Each of you probably has some different reason for wanting to learn ventriloquism. In this book, as you see by the title, I’ve broken it into two broad categories of fun and profit. Having had a taste of both it’s hard to say which gives the most satisfaction. As a ventriloquist you can have fun by the carload. No matter whether you’re playing Scrabble or milking a cow, you can have the dummy with you to kibitz and keep your friends greatly amused. If you’re sitting in a room with a group of people you can make them believe there’s somebody talking in the celler or the attic. Fun can be had making such inanimate objects as mops, statues and skeletons talk. You can even make real live people talk. One ventriloquist, for instance, went to the christening of his friends’ baby. As the minister anointed the baby’s head with the water, a baby-like voice piped up and said, This is a fine idea, but ooooh that water’s cold!
The godparents almost dropped the baby, while the ventriloquist chuckled to himself.
Your ventriloquism might also help you out of a serious situation as it did once for me. I was driving along the highway one day in my car and I happened to have Jerry sitting alongside me. Suddenly a motorcycle policeman roared up alongside and signalled for me to pull over.
Like all drivers my first words were, What have I done, Officer?
This is a 40-mile zone,
he said, and you were doing 45!
At this Jerry leaned over and said, That’s nuttin’, Officer. You shoulda seen us back up the road. We was hitting 60!
That broke the ice. The officer started to laugh, I laughed, and Jerry continued to kid around with the policeman. The result was that the officer gave me a severe reprimand instead of a ticket. And Jerry and I drove on carefully obeying the traffic rules as we normally do.
On the other side of the coin—where you’re earning your living as a ventriloquist, many incidents also happen, which, while catastrophic at the moment often seem funny when you think back on them. Many such incidents have happened to me on television in full view of the millions in the home audience. I remember one time we had a sketch which was set in a candy store. Halfway through the scene Jerry and I were having a contest to see who could get the highest score on a pinball machine. I was pulling the string and Jerry was yakkity-yakking like crazy. Suddenly I noticed that his mouth wasn’t moving. I was panicked. The string had broken! In front of the TV cameras the show must go on. You can’t stop for anything less than the studio caving in. So for the rest of the show Jerry never faced the audience. He continued to talk but he was leaning over the pinball machine, or crying on my shoulder all the time. The audience never suspected there was anything wrong.

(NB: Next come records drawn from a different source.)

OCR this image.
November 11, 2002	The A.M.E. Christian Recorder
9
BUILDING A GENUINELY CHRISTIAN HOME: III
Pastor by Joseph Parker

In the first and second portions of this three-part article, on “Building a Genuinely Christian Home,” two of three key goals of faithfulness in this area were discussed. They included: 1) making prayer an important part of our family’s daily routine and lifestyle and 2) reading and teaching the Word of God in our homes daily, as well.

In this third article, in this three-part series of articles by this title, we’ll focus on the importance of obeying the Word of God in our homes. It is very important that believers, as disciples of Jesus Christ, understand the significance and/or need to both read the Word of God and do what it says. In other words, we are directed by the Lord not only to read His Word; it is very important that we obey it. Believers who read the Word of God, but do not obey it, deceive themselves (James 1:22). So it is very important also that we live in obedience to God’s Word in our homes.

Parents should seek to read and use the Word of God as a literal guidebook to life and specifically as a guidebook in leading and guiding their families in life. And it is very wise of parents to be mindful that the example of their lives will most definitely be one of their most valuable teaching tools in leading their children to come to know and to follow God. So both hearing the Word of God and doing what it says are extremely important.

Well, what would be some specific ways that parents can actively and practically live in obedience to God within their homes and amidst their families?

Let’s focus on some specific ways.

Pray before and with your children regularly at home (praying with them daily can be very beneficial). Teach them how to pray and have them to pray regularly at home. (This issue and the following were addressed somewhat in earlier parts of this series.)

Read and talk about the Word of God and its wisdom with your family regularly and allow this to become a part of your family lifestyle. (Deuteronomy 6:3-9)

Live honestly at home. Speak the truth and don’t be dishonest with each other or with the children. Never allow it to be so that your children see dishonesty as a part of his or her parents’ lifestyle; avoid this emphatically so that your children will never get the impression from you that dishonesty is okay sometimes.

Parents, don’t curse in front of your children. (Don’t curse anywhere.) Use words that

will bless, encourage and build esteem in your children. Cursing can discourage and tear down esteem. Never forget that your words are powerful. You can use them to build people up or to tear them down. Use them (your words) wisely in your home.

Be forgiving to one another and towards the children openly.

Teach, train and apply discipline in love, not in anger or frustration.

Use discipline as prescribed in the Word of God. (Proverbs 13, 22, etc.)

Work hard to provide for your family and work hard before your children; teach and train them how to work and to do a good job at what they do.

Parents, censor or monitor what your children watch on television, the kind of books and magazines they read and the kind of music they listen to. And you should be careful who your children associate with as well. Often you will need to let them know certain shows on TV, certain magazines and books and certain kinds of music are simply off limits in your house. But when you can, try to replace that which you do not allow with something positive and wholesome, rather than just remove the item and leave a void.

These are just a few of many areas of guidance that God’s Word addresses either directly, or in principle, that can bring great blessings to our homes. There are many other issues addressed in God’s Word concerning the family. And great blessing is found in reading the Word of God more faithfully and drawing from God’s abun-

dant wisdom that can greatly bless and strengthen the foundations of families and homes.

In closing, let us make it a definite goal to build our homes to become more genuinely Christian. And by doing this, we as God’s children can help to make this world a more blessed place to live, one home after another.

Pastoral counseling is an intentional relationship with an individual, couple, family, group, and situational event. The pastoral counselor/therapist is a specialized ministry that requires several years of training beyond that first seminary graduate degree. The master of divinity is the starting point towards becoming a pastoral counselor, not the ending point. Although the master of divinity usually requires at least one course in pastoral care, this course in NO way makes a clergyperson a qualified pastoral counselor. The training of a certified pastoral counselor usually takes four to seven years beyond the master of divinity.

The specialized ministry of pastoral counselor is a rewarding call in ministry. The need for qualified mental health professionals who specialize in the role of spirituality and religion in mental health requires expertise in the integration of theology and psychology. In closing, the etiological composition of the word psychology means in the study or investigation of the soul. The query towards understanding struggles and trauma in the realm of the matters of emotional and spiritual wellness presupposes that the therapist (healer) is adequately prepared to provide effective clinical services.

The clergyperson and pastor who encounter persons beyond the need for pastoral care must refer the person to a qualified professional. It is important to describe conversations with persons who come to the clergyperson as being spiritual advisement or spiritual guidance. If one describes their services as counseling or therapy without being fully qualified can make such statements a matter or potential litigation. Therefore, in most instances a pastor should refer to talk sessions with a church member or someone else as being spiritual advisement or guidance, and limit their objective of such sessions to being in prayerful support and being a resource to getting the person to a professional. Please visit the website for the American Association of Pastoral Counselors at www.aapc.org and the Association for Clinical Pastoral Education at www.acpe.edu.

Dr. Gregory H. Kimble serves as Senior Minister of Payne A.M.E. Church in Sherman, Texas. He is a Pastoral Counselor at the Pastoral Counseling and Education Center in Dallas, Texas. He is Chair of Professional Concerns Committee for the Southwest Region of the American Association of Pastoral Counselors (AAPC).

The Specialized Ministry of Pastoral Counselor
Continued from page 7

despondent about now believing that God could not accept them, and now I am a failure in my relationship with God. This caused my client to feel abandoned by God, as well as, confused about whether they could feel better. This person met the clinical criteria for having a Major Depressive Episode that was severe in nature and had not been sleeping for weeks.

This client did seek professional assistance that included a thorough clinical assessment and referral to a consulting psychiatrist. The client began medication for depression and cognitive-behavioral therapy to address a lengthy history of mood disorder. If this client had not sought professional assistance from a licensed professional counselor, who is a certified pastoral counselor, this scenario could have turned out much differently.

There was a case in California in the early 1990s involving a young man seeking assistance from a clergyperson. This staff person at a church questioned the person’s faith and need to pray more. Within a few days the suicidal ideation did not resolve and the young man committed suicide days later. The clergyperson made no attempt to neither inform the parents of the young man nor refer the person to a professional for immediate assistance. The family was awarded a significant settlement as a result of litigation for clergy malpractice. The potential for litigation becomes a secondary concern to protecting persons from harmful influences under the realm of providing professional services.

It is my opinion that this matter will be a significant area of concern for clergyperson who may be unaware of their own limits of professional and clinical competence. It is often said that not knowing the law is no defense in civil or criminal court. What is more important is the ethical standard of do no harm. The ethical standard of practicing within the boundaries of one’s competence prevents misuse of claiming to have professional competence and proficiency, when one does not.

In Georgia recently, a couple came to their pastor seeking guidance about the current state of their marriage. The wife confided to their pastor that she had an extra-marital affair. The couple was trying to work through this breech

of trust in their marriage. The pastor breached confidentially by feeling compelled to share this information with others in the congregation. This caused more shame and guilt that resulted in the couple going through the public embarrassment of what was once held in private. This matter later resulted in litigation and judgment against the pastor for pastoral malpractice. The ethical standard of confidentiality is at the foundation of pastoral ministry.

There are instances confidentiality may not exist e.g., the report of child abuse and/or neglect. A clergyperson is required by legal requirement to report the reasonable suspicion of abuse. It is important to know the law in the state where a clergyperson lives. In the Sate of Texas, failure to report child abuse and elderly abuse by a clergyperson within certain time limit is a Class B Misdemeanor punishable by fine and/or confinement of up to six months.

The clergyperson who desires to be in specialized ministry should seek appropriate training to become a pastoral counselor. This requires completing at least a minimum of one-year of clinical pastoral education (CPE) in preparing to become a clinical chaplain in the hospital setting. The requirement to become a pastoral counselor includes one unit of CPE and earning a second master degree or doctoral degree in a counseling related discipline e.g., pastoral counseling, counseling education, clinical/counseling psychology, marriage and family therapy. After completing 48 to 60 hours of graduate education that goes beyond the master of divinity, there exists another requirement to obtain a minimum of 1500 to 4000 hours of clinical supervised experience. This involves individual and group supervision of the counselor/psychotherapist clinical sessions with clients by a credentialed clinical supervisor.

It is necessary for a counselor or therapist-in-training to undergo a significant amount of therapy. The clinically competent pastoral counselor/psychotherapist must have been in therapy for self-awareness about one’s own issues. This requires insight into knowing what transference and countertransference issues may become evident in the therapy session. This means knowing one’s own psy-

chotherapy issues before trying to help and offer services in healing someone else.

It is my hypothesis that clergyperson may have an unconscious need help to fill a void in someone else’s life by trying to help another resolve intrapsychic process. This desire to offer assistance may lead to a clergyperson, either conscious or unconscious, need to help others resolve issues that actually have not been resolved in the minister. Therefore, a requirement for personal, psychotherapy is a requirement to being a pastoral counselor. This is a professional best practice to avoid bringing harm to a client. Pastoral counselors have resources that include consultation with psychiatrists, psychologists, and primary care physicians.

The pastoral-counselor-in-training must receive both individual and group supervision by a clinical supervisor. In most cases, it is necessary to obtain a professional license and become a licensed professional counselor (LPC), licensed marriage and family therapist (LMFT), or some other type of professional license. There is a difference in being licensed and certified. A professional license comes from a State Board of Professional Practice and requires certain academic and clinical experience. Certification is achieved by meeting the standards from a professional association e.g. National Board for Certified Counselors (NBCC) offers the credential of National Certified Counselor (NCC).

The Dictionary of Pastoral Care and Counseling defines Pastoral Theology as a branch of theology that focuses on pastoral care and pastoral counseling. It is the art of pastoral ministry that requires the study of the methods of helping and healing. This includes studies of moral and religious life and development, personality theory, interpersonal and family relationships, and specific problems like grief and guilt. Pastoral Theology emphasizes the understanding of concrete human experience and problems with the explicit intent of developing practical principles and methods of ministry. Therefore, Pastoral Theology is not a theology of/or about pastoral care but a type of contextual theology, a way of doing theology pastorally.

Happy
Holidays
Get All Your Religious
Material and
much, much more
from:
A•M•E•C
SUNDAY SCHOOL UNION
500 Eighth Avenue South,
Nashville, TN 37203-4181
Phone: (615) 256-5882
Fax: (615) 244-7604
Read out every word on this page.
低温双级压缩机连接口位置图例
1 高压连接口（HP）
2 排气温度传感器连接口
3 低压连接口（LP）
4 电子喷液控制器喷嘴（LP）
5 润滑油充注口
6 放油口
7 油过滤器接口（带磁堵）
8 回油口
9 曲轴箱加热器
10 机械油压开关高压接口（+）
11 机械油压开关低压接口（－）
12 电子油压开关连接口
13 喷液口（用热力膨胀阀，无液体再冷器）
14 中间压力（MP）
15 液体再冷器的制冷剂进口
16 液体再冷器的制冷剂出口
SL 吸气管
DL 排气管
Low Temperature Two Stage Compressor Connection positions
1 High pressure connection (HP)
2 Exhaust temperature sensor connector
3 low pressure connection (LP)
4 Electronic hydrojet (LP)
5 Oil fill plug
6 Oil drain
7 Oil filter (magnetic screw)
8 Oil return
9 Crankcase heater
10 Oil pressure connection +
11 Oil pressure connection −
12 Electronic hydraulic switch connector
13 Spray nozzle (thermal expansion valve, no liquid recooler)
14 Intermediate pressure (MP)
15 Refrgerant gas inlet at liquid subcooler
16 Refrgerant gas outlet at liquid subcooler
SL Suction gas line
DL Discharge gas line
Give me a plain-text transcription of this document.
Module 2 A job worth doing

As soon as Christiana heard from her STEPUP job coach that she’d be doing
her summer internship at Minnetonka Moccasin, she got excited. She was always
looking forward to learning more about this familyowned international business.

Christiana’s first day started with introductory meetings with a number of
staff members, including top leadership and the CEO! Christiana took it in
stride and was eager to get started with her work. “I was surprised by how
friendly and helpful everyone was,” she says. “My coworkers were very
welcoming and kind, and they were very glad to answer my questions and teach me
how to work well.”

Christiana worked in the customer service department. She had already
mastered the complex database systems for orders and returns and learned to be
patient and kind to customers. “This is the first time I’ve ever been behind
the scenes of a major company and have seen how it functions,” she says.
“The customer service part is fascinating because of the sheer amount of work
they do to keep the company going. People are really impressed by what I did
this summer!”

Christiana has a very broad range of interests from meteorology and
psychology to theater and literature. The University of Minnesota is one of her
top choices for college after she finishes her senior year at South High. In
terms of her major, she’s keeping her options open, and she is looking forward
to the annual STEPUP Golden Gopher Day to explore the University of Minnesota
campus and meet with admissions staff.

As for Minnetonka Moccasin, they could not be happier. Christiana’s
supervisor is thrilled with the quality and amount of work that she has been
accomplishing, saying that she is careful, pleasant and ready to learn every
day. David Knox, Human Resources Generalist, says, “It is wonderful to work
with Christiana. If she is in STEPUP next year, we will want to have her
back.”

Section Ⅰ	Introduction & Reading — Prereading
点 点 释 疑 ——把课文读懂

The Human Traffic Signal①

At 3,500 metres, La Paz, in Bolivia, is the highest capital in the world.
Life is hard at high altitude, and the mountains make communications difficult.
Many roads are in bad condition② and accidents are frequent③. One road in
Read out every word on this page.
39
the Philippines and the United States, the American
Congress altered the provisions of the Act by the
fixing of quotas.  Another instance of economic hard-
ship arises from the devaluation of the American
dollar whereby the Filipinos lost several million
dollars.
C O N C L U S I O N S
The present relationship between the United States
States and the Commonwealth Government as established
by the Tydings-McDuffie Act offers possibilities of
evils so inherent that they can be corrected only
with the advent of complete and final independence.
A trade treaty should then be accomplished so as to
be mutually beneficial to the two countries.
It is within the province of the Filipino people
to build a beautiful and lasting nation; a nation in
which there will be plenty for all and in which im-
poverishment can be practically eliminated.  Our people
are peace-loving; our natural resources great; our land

Another time, Jerry and I were supposed to be big game hunters deep in the heart of Africa. Some cannibals captured us and put us in a big pot. They were going to make a stew out of us. As usual Jerry was lending them a hand by telling them to put in so many carrots, a pinch of this and a dash of that. Finally it came time for the cannibal chief to pour the water in the pot. I had already been on stage in front of those hot TV lights for twenty-five minutes and was dripping with perspiration. The prop
man handed the chief a bucket of water; he came into the scene and poured it over Jerry and me. It was ICE WATER! And I fainted dead away right there in the pot! I might add that Jerry did too. What happened during the five or ten seconds I was out I’ll never know. The cannibal actors ad libbed until I came to, and we finished the sketch. The audience was never the wiser.